L’affaire du Fqih pédophile, qui a éclaté récemment dans la région de Tanger, relance le débat sur la question du contrôle des écoles coraniques traditionnelles d’autant plus que des cas similaires à ce scandale ont eu lieu dans ce type d’institutions.

Le Fqih en question, pour rappel, abusait sexuellement des filletes depuis 8 années sans qu’il soit inquiété avant d’être dénoncé par une des mères des victimes et incarcéré à la prison locale de Tanger sur ordre du juge d’instruction à la suite d’une enquête ouverte par la gendarmerie royale.

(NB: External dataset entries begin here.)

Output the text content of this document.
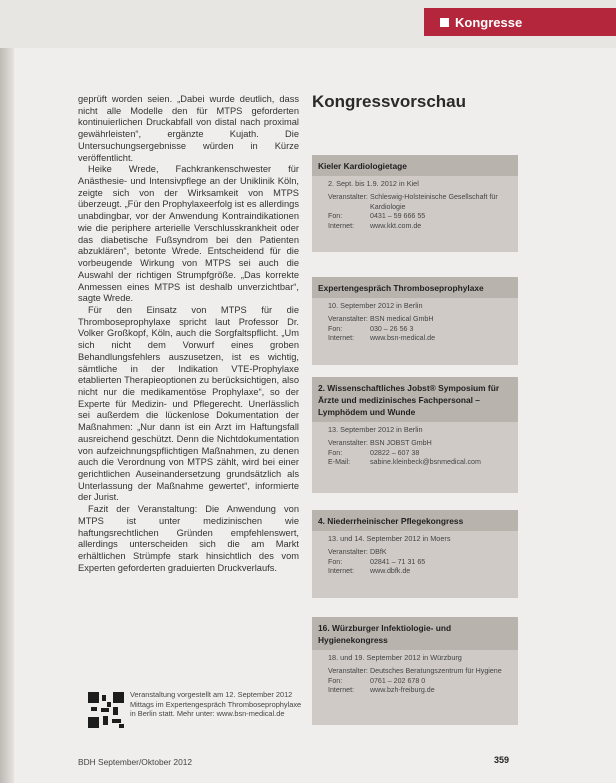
Kongresse

geprüft worden seien. „Dabei wurde deutlich, dass nicht alle Modelle den für MTPS geforderten kontinuierlichen Druckabfall von distal nach proximal gewährleisten“, ergänzte Kujath. Die Untersuchungsergebnisse würden in Kürze veröffentlicht.

Heike Wrede, Fachkrankenschwester für Anästhesie- und Intensivpflege an der Uniklinik Köln, zeigte sich von der Wirksamkeit von MTPS überzeugt. „Für den Prophylaxeerfolg ist es allerdings unabdingbar, vor der Anwendung Kontraindikationen wie die periphere arterielle Verschlusskrankheit oder das diabetische Fußsyndrom bei den Patienten abzuklären“, betonte Wrede. Entscheidend für die vorbeugende Wirkung von MTPS sei auch die Auswahl der richtigen Strumpfgröße. „Das korrekte Anmessen eines MTPS ist deshalb unverzichtbar“, sagte Wrede.

Für den Einsatz von MTPS für die Thromboseprophylaxe spricht laut Professor Dr. Volker Großkopf, Köln, auch die Sorgfaltspflicht. „Um sich nicht dem Vorwurf eines groben Behandlungsfehlers auszusetzen, ist es wichtig, sämtliche in der Indikation VTE-Prophylaxe etablierten Therapieoptionen zu berücksichtigen, also nicht nur die medikamentöse Prophylaxe“, so der Experte für Medizin- und Pflegerecht. Unerlässlich sei außerdem die lückenlose Dokumentation der Maßnahmen: „Nur dann ist ein Arzt im Haftungsfall ausreichend geschützt. Denn die Nichtdokumentation von aufzeichnungspflichtigen Maßnahmen, zu denen auch die Verordnung von MTPS zählt, wird bei einer gerichtlichen Auseinandersetzung grundsätzlich als Unterlassung der Maßnahme gewertet“, informierte der Jurist.

Fazit der Veranstaltung: Die Anwendung von MTPS ist unter medizinischen wie haftungsrechtlichen Gründen empfehlenswert, allerdings unterscheiden sich die am Markt erhältlichen Strümpfe stark hinsichtlich des vom Experten geforderten graduierten Druckverlaufs.

Veranstaltung vorgestellt am 12. September 2012 Mittags im Expertengespräch Thromboseprophylaxe in Berlin statt. Mehr unter: www.bsn-medical.de
Kongressvorschau
Kieler Kardiologietage
2. Sept. bis 1.9. 2012 in Kiel
Veranstalter: Schleswig-Holsteinische Gesellschaft für Kardiologie
Fon:	0431 – 59 666 55
Internet:	www.kkt.com.de
Expertengespräch Thromboseprophylaxe
10. September 2012 in Berlin
Veranstalter: BSN medical GmbH
Fon:	030 – 26 56 3
Internet:	www.bsn-medical.de
2. Wissenschaftliches Jobst® Symposium für Ärzte und medizinisches Fachpersonal – Lymphödem und Wunde
13. September 2012 in Berlin
Veranstalter: BSN JOBST GmbH
Fon:	02822 – 607 38
E-Mail:	sabine.kleinbeck@bsnmedical.com
4. Niederrheinischer Pflegekongress
13. und 14. September 2012 in Moers
Veranstalter: DBfK
Fon:	02841 – 71 31 65
Internet:	www.dbfk.de
16. Würzburger Infektiologie- und Hygienekongress
18. und 19. September 2012 in Würzburg
Veranstalter: Deutsches Beratungszentrum für Hygiene
Fon:	0761 – 202 678 0
Internet:	www.bzh-freiburg.de
BDH September/Oktober 2012	359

Selon les témoignages des victimes, le mis en cause suivait les fillettes jusqu’aux toilettes de la mosquée, pour ensuite abuser d’elles sexuellement, et si elles ne se laissaient pas faire il les battait.

Cheikh Abdelouahab Rafiki

+ La gravité de ce problème qui ne peut être tolérée +

A ce sujet, Mohamed Abdelouahab Rafiki, chercheur en études islamiques, a indiqué à Hespress que le phénomène de la pédophilie reste un tabou dans la société, bien qu’il soit très répandue, relevant à cet égard la gravité de ce problème qui ne peut être toléré et qu’il y a une « tentative de normalisation du phénomène ou de le nier parce qu’il implique le fqih d’une école coranique ».

« Le problème ne peut être utilisé pour régler des comptes, mais doit être dénoncé », a estimé Rafiki soulignant la nécessité de « protéger les enfants de toute pratique qui pourrait détruire leur vie ou marquer leurs esprits tout au long de leur vie ».

Pour lui, il s’agit d’un « problème grave qui doit être résolu loin de toute utilisation idéologique ou calculs étroits ».

+ « Ce qui se passe dans les lieux de culte, les écoles religieuses et coraniques comme abus…n’est un secret pour personne +

De son côté, la militante associative, Fadwa Rajwani, a indiqué que « ce qui se passe dans les lieux de culte, les écoles religieuses et cornaiques comme abus, viol et exploitations des enfants n’est un secret pour personne, et il ne faut pas défendre les religions en niant ces pratiques ».

Quant au défenseur des droits humains, Nawfal Al Baamri, il a relevé que dans « les églises, comme dans les écoles coraniques, qui sont des espaces fermés où la parole de Dieu est exploitée et prévaut la fausse dignité, la religion cache les agressions sexuelles, les viols, le harcèlement sexuel et le détournement des mineurs ».

Al Baamri s’est, en outre, dit avoir été étonné que des inconnus sur les réseaux sociaux, au lieu de dénoncer le scandale du Fqih de Tanger, ont cherché à le défendre en semant le doute sur la véracité des faits.